I pull my hand back and take a good look at it. It's covered in dirt from bouncing the ball around on the pavement. "My hands are fine."
Sara shakes her head and mentions a type of bacteria that can most likely be found on my hand at the moment. I think the mere suggestion of it is absurd. She should know that the temperature isn't right for those particular bacteria to thrive at the moment, and I make sure to tell her this. Sara mentions another bacteria which I also immediately find fault with.
I'm mostly concentrating on the debate I'm having with Sara, but I hear Lindsey ask Catherine what Sara and I are talking about. Catherine just tells the kid to eat her lunch, which is something I'd really like to be doing at the moment instead of debating the finer points of bacteria strands.
Since I am so hungry, I get up and wash my hands with this anti-bacteria stuff Catherine brought with us. I concede the argument only because I feel like my body is going to start eating itself any moment now. If food wasn't involved in this, I would have kept the conversation up with Sara until she said she was wrong.
When we finish eating, I take Lindsey out to the park's basketball court insisting that it's time the girl learns how to play. She can't possibly expect to hang around me and not know how to play the sport. Lindsey talks Sara into joining us so now the three of us are standing on the court and I'm doing my best to coach them. Unfortunately, these two don't have much potential.
"Throwing the ball from between your legs isn't the best way to shoot," I calmly explain to Lindsey who is looking up at me with a fixed expression of boredom on her face. "It lowers your accuracy and it makes it a lot easier on your defender."
Lindsey is shifting from one foot to the other, being kind enough to at least half listen to me. "But the ball goes in more when I do that."
I drop my chin to my chest and release a long sigh. This is beginning to seem a little pointless. "Are there any sports you like playing?"
"I like soccer," Lindsey says happily. I think she sees an opportunity for getting out of playing basketball.
"Soccer huh?" I lift my head. It's not one of my favorites but, "I can do soccer." I drop the basketball to the ground and start kicking it around like it's a soccer ball. I'd say my handling technique is excellent.

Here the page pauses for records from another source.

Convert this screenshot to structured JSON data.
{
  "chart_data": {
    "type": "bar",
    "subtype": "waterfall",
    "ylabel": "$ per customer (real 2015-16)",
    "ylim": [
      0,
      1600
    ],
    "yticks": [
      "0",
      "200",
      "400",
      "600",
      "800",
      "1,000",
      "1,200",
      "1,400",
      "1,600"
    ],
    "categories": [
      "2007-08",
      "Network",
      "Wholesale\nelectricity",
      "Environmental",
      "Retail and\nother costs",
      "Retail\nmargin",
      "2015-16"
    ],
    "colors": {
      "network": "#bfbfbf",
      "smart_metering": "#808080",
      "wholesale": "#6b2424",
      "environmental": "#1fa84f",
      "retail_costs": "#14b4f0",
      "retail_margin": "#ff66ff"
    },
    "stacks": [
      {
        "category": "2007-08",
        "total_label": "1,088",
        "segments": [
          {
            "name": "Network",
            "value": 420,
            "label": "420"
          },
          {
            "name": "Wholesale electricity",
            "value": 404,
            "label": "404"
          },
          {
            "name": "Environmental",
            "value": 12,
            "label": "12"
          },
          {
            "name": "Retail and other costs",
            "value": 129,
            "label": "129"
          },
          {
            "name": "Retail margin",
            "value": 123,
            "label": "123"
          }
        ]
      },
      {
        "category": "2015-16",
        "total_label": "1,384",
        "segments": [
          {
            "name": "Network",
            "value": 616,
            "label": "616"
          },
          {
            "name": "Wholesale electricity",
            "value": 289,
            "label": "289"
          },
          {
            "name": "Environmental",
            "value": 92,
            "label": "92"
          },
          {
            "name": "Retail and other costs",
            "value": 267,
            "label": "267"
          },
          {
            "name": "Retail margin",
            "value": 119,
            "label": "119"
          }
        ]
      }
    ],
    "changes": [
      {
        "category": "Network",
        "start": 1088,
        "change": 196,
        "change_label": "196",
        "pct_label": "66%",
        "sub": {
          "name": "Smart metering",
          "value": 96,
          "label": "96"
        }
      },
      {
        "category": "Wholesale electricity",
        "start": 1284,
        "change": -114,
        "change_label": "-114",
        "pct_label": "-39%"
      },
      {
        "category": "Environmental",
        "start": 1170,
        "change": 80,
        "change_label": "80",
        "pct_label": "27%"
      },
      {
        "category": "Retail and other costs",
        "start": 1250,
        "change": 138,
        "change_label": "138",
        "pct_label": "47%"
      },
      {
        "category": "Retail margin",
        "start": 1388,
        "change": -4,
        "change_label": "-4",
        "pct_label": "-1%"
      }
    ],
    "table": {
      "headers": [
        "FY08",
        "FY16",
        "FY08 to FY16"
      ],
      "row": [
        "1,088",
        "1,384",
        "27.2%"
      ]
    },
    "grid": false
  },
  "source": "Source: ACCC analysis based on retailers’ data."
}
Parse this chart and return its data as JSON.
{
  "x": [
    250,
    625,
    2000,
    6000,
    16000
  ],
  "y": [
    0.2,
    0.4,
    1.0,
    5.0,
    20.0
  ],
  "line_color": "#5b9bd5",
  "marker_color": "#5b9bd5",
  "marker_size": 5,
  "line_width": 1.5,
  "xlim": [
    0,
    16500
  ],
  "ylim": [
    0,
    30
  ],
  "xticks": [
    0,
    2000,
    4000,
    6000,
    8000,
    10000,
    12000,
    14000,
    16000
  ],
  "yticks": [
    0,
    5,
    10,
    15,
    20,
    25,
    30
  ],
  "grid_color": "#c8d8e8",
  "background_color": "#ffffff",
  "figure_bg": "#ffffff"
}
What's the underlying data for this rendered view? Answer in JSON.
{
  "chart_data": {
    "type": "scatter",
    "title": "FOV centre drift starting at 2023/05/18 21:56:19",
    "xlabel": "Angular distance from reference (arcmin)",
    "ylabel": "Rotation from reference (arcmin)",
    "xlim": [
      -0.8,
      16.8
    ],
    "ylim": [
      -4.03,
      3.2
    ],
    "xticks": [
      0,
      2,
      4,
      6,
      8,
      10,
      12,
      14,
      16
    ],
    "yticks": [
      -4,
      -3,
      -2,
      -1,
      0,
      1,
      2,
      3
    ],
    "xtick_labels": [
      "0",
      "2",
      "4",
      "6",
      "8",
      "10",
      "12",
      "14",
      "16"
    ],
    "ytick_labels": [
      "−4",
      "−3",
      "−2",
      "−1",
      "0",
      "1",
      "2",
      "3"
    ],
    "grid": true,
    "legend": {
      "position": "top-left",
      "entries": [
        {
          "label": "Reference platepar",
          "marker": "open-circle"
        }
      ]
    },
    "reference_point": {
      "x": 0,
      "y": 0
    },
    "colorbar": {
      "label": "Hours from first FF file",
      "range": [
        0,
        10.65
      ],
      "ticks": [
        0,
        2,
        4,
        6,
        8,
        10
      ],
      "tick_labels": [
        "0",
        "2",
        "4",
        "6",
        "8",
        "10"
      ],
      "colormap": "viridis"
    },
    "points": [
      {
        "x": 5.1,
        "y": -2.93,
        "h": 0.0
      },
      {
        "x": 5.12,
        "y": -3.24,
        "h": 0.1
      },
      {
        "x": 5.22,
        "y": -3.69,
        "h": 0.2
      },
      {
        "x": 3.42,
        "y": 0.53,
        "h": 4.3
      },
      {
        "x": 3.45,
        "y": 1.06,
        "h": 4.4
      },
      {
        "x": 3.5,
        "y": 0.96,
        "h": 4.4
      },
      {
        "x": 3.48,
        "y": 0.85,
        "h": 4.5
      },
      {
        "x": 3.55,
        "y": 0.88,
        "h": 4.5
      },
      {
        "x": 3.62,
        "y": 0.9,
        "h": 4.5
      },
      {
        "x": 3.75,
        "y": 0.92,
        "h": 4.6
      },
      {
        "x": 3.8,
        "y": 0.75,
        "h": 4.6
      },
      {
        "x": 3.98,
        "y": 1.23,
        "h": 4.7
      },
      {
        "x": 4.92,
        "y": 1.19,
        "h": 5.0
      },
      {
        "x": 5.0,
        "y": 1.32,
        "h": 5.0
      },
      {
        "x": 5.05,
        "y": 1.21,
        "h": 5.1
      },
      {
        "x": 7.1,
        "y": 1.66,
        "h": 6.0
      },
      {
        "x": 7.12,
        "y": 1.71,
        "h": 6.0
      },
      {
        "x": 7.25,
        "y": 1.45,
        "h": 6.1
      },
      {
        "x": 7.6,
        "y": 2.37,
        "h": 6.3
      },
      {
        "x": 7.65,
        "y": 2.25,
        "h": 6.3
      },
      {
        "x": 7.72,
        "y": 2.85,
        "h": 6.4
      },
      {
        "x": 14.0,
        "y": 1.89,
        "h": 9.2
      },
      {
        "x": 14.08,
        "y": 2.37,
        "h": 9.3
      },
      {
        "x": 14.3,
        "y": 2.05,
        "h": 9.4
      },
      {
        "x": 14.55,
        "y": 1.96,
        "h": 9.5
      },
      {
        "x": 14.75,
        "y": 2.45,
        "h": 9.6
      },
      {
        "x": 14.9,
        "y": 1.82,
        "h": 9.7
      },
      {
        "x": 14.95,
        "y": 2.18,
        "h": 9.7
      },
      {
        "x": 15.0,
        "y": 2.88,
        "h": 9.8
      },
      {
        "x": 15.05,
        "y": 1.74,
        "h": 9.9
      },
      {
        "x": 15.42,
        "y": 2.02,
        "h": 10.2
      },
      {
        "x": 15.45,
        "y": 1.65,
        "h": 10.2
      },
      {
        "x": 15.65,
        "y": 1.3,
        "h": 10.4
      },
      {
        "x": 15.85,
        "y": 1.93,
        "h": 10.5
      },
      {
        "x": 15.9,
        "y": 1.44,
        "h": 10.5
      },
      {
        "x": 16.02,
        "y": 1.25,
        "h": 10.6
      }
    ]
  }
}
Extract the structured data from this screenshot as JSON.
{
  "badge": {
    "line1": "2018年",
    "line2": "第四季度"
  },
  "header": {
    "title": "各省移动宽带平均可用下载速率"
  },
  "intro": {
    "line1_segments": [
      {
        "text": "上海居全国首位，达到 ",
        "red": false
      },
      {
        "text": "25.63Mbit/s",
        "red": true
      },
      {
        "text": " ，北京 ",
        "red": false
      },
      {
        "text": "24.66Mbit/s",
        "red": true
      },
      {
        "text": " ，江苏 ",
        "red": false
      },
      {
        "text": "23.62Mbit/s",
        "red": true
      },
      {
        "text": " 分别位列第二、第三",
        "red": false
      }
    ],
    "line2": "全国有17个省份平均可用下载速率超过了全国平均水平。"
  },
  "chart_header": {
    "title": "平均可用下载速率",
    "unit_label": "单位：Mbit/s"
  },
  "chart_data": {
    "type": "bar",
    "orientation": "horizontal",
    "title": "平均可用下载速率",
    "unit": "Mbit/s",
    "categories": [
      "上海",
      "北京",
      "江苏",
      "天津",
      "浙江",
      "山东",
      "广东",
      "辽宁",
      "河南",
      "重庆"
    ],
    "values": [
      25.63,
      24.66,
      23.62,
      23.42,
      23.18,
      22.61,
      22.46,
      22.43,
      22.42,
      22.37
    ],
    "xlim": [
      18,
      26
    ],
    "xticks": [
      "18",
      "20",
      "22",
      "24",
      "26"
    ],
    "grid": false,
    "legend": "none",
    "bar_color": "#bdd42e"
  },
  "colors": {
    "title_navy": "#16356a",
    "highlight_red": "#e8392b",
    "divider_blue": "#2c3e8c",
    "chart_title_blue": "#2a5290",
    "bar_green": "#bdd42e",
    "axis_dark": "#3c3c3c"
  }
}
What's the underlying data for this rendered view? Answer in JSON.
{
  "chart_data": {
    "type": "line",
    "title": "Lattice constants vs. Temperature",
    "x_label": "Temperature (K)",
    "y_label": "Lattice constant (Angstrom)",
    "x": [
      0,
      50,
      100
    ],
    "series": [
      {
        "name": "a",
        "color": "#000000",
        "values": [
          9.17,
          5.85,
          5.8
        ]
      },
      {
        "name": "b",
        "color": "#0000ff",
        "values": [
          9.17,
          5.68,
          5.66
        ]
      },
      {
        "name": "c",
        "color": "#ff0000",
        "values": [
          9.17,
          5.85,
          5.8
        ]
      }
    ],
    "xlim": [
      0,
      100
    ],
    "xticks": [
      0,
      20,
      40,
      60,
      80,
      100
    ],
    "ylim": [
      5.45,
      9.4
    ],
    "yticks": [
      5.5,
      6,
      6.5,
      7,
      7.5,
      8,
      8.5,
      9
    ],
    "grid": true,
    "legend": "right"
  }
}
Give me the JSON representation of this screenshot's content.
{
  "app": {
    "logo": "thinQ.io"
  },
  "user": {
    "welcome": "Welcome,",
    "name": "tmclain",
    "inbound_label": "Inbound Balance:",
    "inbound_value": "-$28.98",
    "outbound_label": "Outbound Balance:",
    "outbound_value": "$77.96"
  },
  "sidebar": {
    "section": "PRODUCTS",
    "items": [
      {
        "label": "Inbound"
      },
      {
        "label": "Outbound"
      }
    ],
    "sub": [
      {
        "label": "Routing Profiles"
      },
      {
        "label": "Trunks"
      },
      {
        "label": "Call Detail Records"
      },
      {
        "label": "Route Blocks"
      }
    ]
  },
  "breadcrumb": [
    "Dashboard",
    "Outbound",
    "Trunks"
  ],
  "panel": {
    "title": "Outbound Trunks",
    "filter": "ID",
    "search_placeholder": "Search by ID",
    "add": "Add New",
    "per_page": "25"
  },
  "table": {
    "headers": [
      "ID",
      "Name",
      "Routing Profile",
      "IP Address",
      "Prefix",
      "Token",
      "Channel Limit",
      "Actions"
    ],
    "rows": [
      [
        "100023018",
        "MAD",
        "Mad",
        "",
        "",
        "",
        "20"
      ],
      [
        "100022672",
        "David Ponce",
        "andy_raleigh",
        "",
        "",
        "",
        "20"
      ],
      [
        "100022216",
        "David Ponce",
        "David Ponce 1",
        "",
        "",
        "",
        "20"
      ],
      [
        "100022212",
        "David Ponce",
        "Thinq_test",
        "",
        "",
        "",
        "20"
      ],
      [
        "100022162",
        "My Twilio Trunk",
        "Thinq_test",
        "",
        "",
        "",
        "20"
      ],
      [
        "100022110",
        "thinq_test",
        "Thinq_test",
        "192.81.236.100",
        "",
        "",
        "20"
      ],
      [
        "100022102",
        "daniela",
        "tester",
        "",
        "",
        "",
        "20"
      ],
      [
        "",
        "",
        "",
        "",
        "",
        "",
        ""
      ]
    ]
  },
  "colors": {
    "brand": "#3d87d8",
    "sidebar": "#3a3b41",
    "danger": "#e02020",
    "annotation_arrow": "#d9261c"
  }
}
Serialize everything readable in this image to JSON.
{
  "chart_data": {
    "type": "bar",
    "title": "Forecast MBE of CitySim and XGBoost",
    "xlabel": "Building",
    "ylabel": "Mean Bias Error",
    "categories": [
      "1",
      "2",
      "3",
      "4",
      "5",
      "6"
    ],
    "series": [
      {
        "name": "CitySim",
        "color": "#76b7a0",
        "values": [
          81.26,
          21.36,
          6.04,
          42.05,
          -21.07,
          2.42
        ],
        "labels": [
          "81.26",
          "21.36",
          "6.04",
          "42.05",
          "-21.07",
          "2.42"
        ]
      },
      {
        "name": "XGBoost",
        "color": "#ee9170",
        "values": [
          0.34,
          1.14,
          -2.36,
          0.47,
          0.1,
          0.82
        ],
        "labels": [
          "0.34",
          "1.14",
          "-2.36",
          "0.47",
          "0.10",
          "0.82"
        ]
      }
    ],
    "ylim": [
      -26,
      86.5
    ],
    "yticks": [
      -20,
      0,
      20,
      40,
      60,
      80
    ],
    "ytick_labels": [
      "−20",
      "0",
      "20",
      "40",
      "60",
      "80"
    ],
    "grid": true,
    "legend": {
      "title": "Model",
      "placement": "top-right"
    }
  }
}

I kick the ball so that I'm no longer on the pavement. Soccer is meant to be played on grass. Lindsey follows and starts kicking at the ball trying to steal it from me. She misses a few times and kicks me real hard in the shin reminding me why I decided to not play on a soccer team in the first place.
I let it take a few tries, but eventually let Lindsey steal the ball from me. She's running around happy she's got one up on me and I'm letting her have her moment. My attention turns to Catherine and Sara who are talking quite intimately.
Sometimes I wish I could be a little bug flying in the air hovering around them when they have these conversations, because they always seem to be talking about me. I'm probably the only thing they talk about these days. I don't know what either of them says and maybe I don't want to know. It can't be all good if their conversations always happen without me next to them.
Oh well. I guess I could always ask them what they were talking about later, or I could decide that they deserve their privacy and keep my mind focused on something else. I can stop letting it matter to me what Sara is thinking about me or saying about me. I can decide that it doesn't really matter and that I don't really care.